そう、ここは山の中腹である。 そこから見える広大なブナ林の山々。そして遙か彼方に見える谷底。 今まさにその谷底まで駆け抜けようとしているのだ。 神の恵みの沢ともいうべき谷底までの標高差は300m以上ある。 食料と水をディパックに詰め、ウェーダーにウェーディングシューズと、川歩きのいでたちで気合いを入れての下山となる? 勿論、ロッドは今日のために新調したパックロッドだ。
 
最初の緩やかな斜面のうちは、ブナ林に囲まれて空気も美味しく感じたり余裕をかましていたのもつかの間、次第に密林の中へと入って行くのである。当然道などあるはずもなく、途中で引き返したり枝にぶら下がってターザンするハメになったりで、釣りに来たのか探検に来たのか分からない状態だった。 でもやっと無事に、あの谷底に着くことが出来たのだが、クールに釣り支度をしているのはヒロさんだけで、私とカメラマンのTさんは汗を拭くのがやっとであった.。

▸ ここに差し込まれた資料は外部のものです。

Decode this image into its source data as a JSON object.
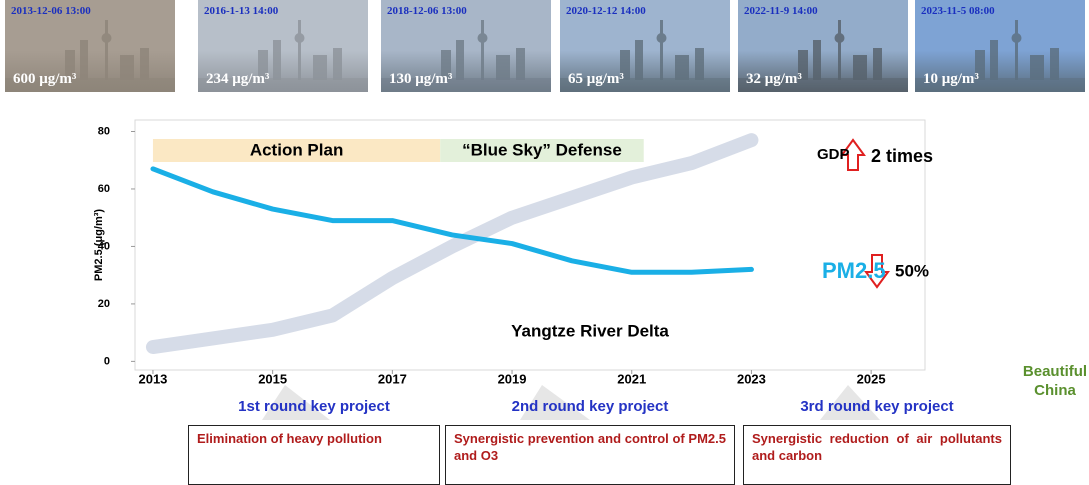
{
  "photos": [
    {
      "time": "2013-12-06 13:00",
      "pm25": "600 μg/m³"
    },
    {
      "time": "2016-1-13 14:00",
      "pm25": "234 μg/m³"
    },
    {
      "time": "2018-12-06 13:00",
      "pm25": "130 μg/m³"
    },
    {
      "time": "2020-12-12 14:00",
      "pm25": "65 μg/m³"
    },
    {
      "time": "2022-11-9 14:00",
      "pm25": "32 μg/m³"
    },
    {
      "time": "2023-11-5 08:00",
      "pm25": "10 μg/m³"
    }
  ],
  "chart_data": {
    "type": "line",
    "y_label": "PM2.5 (μg/m³)",
    "x": [
      2013,
      2014,
      2015,
      2016,
      2017,
      2018,
      2019,
      2020,
      2021,
      2022,
      2023
    ],
    "series": [
      {
        "name": "GDP",
        "color": "#d6dce8",
        "values": [
          5,
          8,
          11,
          16,
          29,
          40,
          50,
          57,
          64,
          69,
          77
        ]
      },
      {
        "name": "PM2.5",
        "color": "#1aafe6",
        "values": [
          67,
          59,
          53,
          49,
          49,
          44,
          41,
          35,
          31,
          31,
          32
        ]
      }
    ],
    "xlim": [
      2012.7,
      2025.9
    ],
    "ylim": [
      -3,
      84
    ],
    "xticks": [
      2013,
      2015,
      2017,
      2019,
      2021,
      2023,
      2025
    ],
    "yticks": [
      0,
      20,
      40,
      60,
      80
    ],
    "phases": [
      {
        "label": "Action Plan",
        "start": 2013,
        "end": 2017.8,
        "color": "#fbe8c4"
      },
      {
        "label": "“Blue Sky” Defense",
        "start": 2017.8,
        "end": 2021.2,
        "color": "#e3f0da"
      }
    ],
    "gdp_change": "2 times",
    "pm25_change": "50%",
    "region": "Yangtze River Delta",
    "goal": "Beautiful China"
  },
  "projects": [
    {
      "title": "1st round key project",
      "description": "Elimination of heavy pollution"
    },
    {
      "title": "2nd round key project",
      "description": "Synergistic prevention and control of PM2.5 and O3"
    },
    {
      "title": "3rd round key project",
      "description": "Synergistic reduction of air pollutants and carbon"
    }
  ]
}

それにしても白神の渓はゆったりと、そして大自然の懐の深さをみているようで自分達が如何に小さいか再認識させられてしまう。それでもここはまだまだ序の口なのだ。
 さて釣りの方だが、河原に着いた所が大石のある青々とした淵であったので、早速試させてもらった。 一投目「ピシャッ」で、すっぽ抜け。 二投目でやっとヒットしたが期待を裏切り7寸イワナであった。でも今入渓したばかりで、まだまだこれからだ。
白神の恵み
いくら人間があまり踏み入れていないとはいえ、生態系のサイクルには逆らえない。その日のコンデションというものがある。とはいうものの、ここは紛れもなく白神の山中。遡行するにしたがって現れてくる淵では、必ず8寸以上が約束される。 そして大きめの淵では、同じ場所から8寸〜尺まで4〜5尾は釣れてしまう。 流石世界に誇るブナの森が育んだ渓である。 
 ここへ来て驚いた光景がある。 何と世界の名峰を目指す人達が使用しているような
立派なテントが渓の脇の草むらにポツンと張られていたのだ。生活の跡が伺えるだけに近くにいるのだろう。でも何の目的なのだろう? 釣りでなければいいのだが!
世の中には、何処へ行っても極める人っているけど、テントの主も何かを極めようとしているのだろうか? 雑踏を逃れ白神の峰々に抱かれ、ささやかな休日を過ごせたらどんなに心身にとって良いことだろう。 それが出来ないから憧れるんだよな!
 我々も渓の素晴らしさ、懐の豊かさなど白神の恵みに十分満足して引き返すことにした。先程の河原まで引き返したが、ここからが大変である。最初は木登りから始まり、そして・・・と続くのだが書くだけで疲れてしまう。
 最後に、二度と行ける場所ではないし、良い思い出となったことも確かであるが、いつまでも残しておかなければならない自然でもあると思ったしだいである。
 また、白神に限らず奥地へ足を踏み入れることは、危険との遭遇も増すことでもあり十分注意しマナーを守りながらの楽しい釣行にしてもらいたいと思うのである。